We here at Uproxx Life, we want you to travel. If you can just make it happen, we believe your life will be better for it. Some adventures are death-defying exercises, others are just getaways to escape everyday life. Wherever you find yourself on the spectrum of world traveler, we hope to help.
With our new series of Uproxx Pocket Guides, we hope to provide the encouragement needed for you to go out and explore. Whether you only have a weekend to play with or are planning a year-long trek around the globe, our goal is to shine a light on places that deserve a visit. These aren’t meant to be comprehensive guides, more like movie trailers that will grab your attention and convince you to dig deeper.
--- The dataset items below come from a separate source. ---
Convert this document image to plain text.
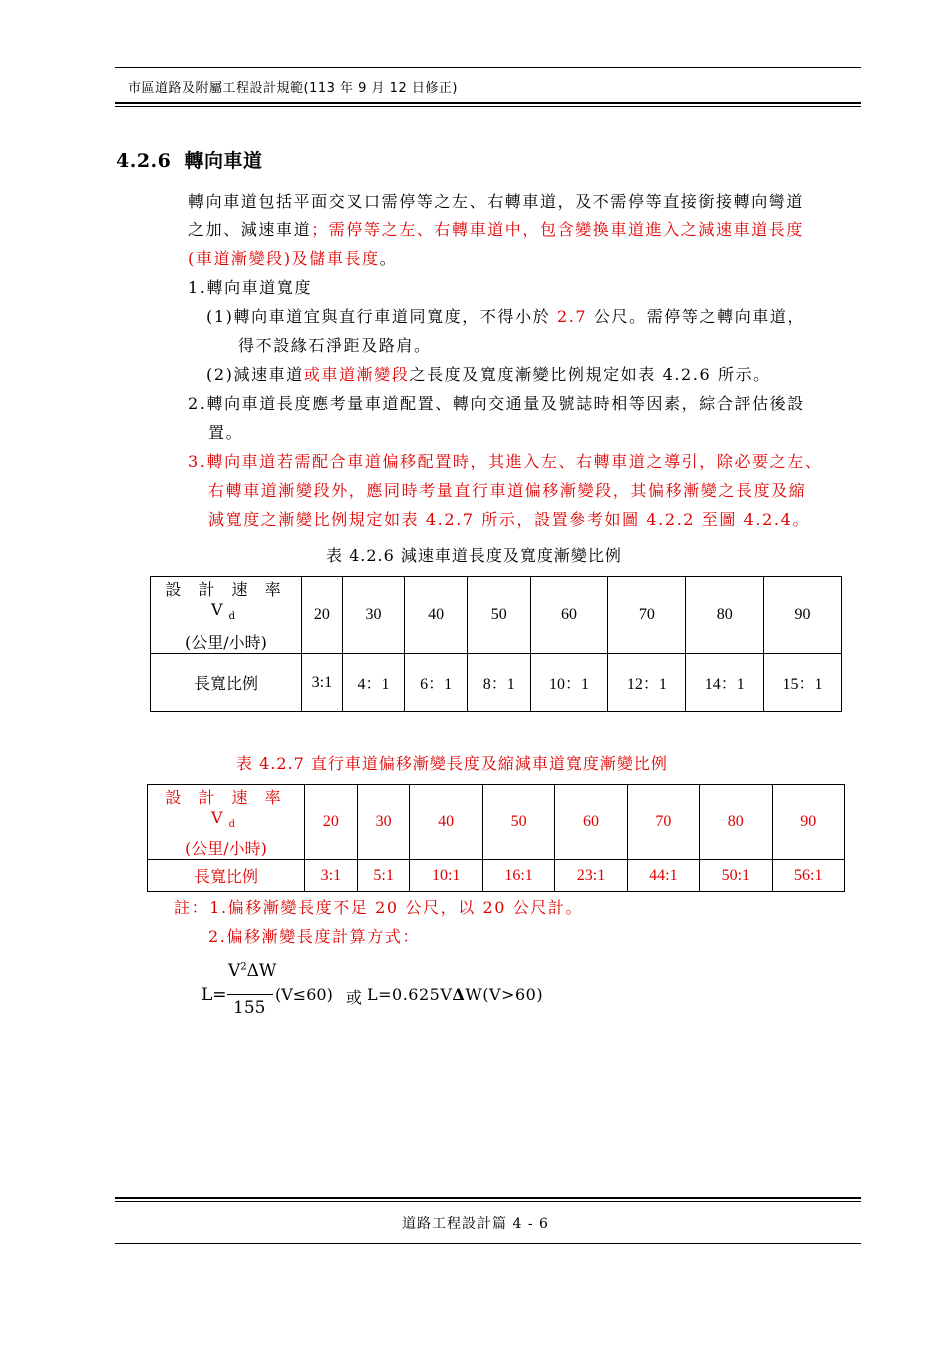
市區道路及附屬工程設計規範(113 年 9 月 12 日修正)
4.2.6 轉向車道
轉向車道包括平面交叉口需停等之左、右轉車道，及不需停等直接銜接轉向彎道
之加、減速車道；需停等之左、右轉車道中，包含變換車道進入之減速車道長度
(車道漸變段)及儲車長度。
1.轉向車道寬度
(1)轉向車道宜與直行車道同寬度，不得小於 2.7 公尺。需停等之轉向車道，
得不設緣石淨距及路肩。
(2)減速車道或車道漸變段之長度及寬度漸變比例規定如表 4.2.6 所示。
2.轉向車道長度應考量車道配置、轉向交通量及號誌時相等因素，綜合評估後設
置。
3.轉向車道若需配合車道偏移配置時，其進入左、右轉車道之導引，除必要之左、
右轉車道漸變段外，應同時考量直行車道偏移漸變段，其偏移漸變之長度及縮
減寬度之漸變比例規定如表 4.2.7 所示，設置參考如圖 4.2.2 至圖 4.2.4。
表 4.2.6 減速車道長度及寬度漸變比例
設 計 速 率 $V_d$
(公里/小時)	20	30	40	50	60	70	80	90
長寬比例	3:1	4：1	6：1	8：1	10：1	12：1	14：1	15：1
表 4.2.7 直行車道偏移漸變長度及縮減車道寬度漸變比例
設 計 速 率 $V_d$
(公里/小時)	20	30	40	50	60	70	80	90
長寬比例	3:1	5:1	10:1	16:1	23:1	44:1	50:1	56:1
註：1.偏移漸變長度不足 20 公尺，以 20 公尺計。
2.偏移漸變長度計算方式：
L=
$V^2\Delta W$
155
(V≤60) 或 L=0.625VΔW(V>60)
道路工程設計篇 4 - 6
Germany is one of those places that most Americans have a very similar mind’s-eye image of. Lederhosen. Huge beer mugs. Yodeling. A blue and white checkered flag. Fairytale castles. Buxom blondes falling out of dirndls. Most of those associations are more or less aligned with Bavarian culture, and stereotypes to boot. In reality, Germany is far more diverse and nuanced than people realize. Only unified for the last 150-odd years (and a lot of those years were disastrous), Germany is more a collection of unique states and people all living under one black, red, and gold banner.
With landscapes stretching from high alpine peaks, through massive forests, into low grassland, then sweeping down to coastlines on both the Baltic and North Seas, the country is shockingly varied — both geographically and culturally. Naturally, the cuisine and dialects also change. Translation: There’s a lot to explore.
Germany thrives on seasonal and local food. It’s one of the easiest places to eat seasonally. In fact, you might be unnerved at first. No asparagus outside of spring time. No pumpkins before September or after January. Spinach and kale appear when they’re in season, not year round. Farm stands pop up all over the country in the cities and on rural lanes selling local strawberries, asparagus, pumpkins, and other freshly harvested food. It’s a pleasant surprise to still have a close connection to agriculture in a very post-industrial society.
Restaurants reflect this trend. Daily menus are seasonal, and often cheaper than the standard menu items they have to import from abroad. If you’re ordering off the chalkboard menu, you’re almost certainly eating local and seasonally fresh food from that region. The white wursts and pretzels of the south give way to smoked salmon and eel in the north. The further west you go, the more and more French and Belgian cuisine deepens the menu. As you head east towards Berlin, the döner kebab and currywurst reign supreme.